Richard Higgs, brightsolid CEO

Written by Alan Robertson on 14 October 2015 in Feature

For 100 days, Connect is running through our Tech 100 for 2015, profiling the key figures driving the digital agenda in Scotland

Richard Higgs (@h1gsy)

Job Title/Organisation: CEO of brightsolid

What does your role involve?

brightsolid is a private cloud provider that owns and operates world-class data centres in the north east of Scotland, providing industry leading IT solutions to oil and gas, public sector and enterprise organisations.

As CEO, my role is to lead the company and ensure that we are always delivering business excellence whilst living by our values. At brightsolid this means continually striving towards innovation and a personal service by taking the right technologies to market and remaining centred on delivering the outcomes our customers expect.

It is my responsibility to ensure that our shareholders, team, partners and customers really feel that we are surpassing their expectations and delivering on our mission of technical innovation with personal service.

What do you consider to be the most imminent challenge in your line of work?

In the data centre and cloud industry, keeping pace with technical change is always the greatest challenge. Technology evolves so quickly and with it the cost paradigm shifts, so it is important that we always stay well ahead of technical developments.

One of the greatest challenges for us - and a situation that needs to be addressed in Scotland - is the inconsistency of telecom provision. Scotland has so much going for it as a home of tech innovation, but there needs to be greater investment in national infrastructure to improve connectivity and drive Scotland’s digital future.

What has been the most rewarding piece of work you've undertaken?

We have had the opportunity to truly help public sector organisations by providing them with the very best digital services. For example, we gave a “friends and family” rate to Unesco World Heritage – which is the records for Aberdeen City council. These records are a great historical resource, dating all the way to when Aberdeen City Council was a “court”. By helping them digitise their records, we have ensured that historians anywhere can access and research their wonderfully rich data set.

How can Scotland bridge the digital skills gap?

The way to bridge the skills gap is to get young people interested in technology, train them in the skills they need, and show them the opportunities that are out there. Tech companies need to work with the government to do this. For example, brightsolid employees act as coding trainers for schools in Dundee – an initiative I am extremely proud of.

It is a common misconception that there is a “type of person” right for a career in technology. We need to make sure that young people understand that it doesn’t matter if you didn’t study computer science at Dundee.

The most talented big data analyst I have ever met had a qualification in History of Art and one of the best sales people I have ever worked with in our industry was an ex US Marine with absolutely no formal qualifications that seemed relevant to the role.
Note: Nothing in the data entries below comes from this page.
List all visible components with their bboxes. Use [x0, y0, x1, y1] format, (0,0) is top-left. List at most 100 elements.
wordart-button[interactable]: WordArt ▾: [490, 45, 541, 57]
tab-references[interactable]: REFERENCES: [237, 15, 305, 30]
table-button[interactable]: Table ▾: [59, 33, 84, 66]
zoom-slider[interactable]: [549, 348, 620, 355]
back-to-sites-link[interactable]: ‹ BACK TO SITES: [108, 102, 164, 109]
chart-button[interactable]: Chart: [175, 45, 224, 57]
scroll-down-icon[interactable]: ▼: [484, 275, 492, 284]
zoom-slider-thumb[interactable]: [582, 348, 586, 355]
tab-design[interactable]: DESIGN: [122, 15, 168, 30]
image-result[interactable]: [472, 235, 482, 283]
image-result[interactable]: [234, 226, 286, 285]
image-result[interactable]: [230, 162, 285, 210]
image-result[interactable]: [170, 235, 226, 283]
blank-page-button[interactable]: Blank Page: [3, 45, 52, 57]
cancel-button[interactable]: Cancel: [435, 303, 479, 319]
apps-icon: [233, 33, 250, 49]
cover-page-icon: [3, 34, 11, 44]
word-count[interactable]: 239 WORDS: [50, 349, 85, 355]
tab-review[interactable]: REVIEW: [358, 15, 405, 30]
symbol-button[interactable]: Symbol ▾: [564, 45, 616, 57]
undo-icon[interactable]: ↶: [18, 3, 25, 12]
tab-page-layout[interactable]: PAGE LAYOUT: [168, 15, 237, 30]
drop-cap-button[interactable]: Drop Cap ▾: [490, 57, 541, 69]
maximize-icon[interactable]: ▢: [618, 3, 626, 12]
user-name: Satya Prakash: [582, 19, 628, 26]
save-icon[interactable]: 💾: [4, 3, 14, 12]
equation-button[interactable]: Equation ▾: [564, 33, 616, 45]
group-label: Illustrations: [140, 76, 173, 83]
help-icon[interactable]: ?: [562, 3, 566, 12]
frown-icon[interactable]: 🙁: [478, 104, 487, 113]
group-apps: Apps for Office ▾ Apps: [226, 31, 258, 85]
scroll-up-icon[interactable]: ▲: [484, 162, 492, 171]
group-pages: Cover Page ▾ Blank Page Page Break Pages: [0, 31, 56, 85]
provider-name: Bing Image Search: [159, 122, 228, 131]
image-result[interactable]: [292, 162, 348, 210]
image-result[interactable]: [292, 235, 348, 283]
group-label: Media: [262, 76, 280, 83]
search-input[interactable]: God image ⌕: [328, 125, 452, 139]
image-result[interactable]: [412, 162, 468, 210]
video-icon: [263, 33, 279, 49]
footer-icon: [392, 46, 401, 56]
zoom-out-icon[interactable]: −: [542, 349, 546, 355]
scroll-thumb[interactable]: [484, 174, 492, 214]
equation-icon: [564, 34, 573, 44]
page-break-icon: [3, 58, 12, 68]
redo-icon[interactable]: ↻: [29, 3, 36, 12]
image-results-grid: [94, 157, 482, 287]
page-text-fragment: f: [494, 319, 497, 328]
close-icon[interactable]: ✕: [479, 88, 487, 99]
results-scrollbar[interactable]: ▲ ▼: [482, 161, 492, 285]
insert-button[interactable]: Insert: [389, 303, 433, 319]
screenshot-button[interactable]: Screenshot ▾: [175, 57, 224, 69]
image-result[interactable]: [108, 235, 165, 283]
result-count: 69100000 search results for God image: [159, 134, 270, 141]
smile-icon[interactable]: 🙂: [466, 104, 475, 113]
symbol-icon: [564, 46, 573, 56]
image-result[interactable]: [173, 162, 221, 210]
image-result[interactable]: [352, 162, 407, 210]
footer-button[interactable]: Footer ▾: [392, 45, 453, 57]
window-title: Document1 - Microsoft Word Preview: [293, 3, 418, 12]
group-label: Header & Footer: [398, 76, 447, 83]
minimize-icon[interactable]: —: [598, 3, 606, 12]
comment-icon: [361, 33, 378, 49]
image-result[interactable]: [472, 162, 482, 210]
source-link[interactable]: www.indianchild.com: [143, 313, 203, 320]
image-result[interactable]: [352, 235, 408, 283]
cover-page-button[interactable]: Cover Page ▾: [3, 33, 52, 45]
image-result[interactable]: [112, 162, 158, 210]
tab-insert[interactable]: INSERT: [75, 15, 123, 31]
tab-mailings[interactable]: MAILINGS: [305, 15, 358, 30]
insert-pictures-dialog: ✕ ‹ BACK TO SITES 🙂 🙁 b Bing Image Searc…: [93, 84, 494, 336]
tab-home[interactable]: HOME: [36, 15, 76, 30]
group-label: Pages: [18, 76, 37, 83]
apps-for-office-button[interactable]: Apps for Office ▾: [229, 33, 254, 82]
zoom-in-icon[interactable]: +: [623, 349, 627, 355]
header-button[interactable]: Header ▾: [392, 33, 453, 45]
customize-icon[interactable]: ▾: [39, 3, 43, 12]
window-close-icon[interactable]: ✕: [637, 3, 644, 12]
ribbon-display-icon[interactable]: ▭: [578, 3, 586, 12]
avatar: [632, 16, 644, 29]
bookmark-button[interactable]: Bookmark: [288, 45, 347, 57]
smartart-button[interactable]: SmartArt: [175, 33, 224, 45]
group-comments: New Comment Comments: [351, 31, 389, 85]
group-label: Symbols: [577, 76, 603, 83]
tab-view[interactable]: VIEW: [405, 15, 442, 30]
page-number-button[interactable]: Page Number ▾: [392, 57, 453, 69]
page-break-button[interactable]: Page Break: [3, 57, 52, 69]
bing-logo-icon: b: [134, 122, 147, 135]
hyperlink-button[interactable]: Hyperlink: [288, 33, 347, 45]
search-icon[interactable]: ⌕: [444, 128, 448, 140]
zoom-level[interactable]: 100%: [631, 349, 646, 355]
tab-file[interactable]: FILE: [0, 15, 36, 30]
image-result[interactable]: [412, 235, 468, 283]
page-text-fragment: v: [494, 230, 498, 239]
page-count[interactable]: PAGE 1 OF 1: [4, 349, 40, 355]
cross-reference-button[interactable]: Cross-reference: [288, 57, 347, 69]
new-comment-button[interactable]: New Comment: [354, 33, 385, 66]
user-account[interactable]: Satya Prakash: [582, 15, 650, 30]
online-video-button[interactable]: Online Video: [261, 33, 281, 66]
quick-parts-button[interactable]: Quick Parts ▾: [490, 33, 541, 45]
The tech industry has opportunities for everyone.

Which new technology excites you the most?

The technology I am most excited about is open source analytics, especially the recent announcements that have come from Amazon in this space. Getting access your data has been too expensive for too long and open source analytics will open up some really interesting information that can be used by businesses to great effect. Big data really is a game changer.

I’m also really excited about robotics. I saw a picture of a robotic mule carrying 100kg up a path and it made me realise that in 20 years that same technology would be able to carry me up the stairs, run a bath and put me in it and get me out. This will be a truly wonderful revolution in social care.

The critical thought I was left with was that nothing new is required to achieve this, just the ability to deliver a unit at less than £2,000. This will be a reality inside 20 years if a few of us pull together and make it happen.

What's your favourite app and why?

City Mapper is my favourite app because it unlocks the potential of big data to make decisions easy for the user. Put simply, it tells me what platform to stand on, without me having to think.

What, for you, will 2016 be the year of from a technology/digital standpoint?

2016 will be the year of reducing cost for our customers and the beginning of mainstream adoption of hybrid storage. Most organisations currently don’t store their data in the cloud but that is all about to change due to the availability of secure and cost-effective cloud solutions, such as the Microsoft Azure Cloud that is in our data centres.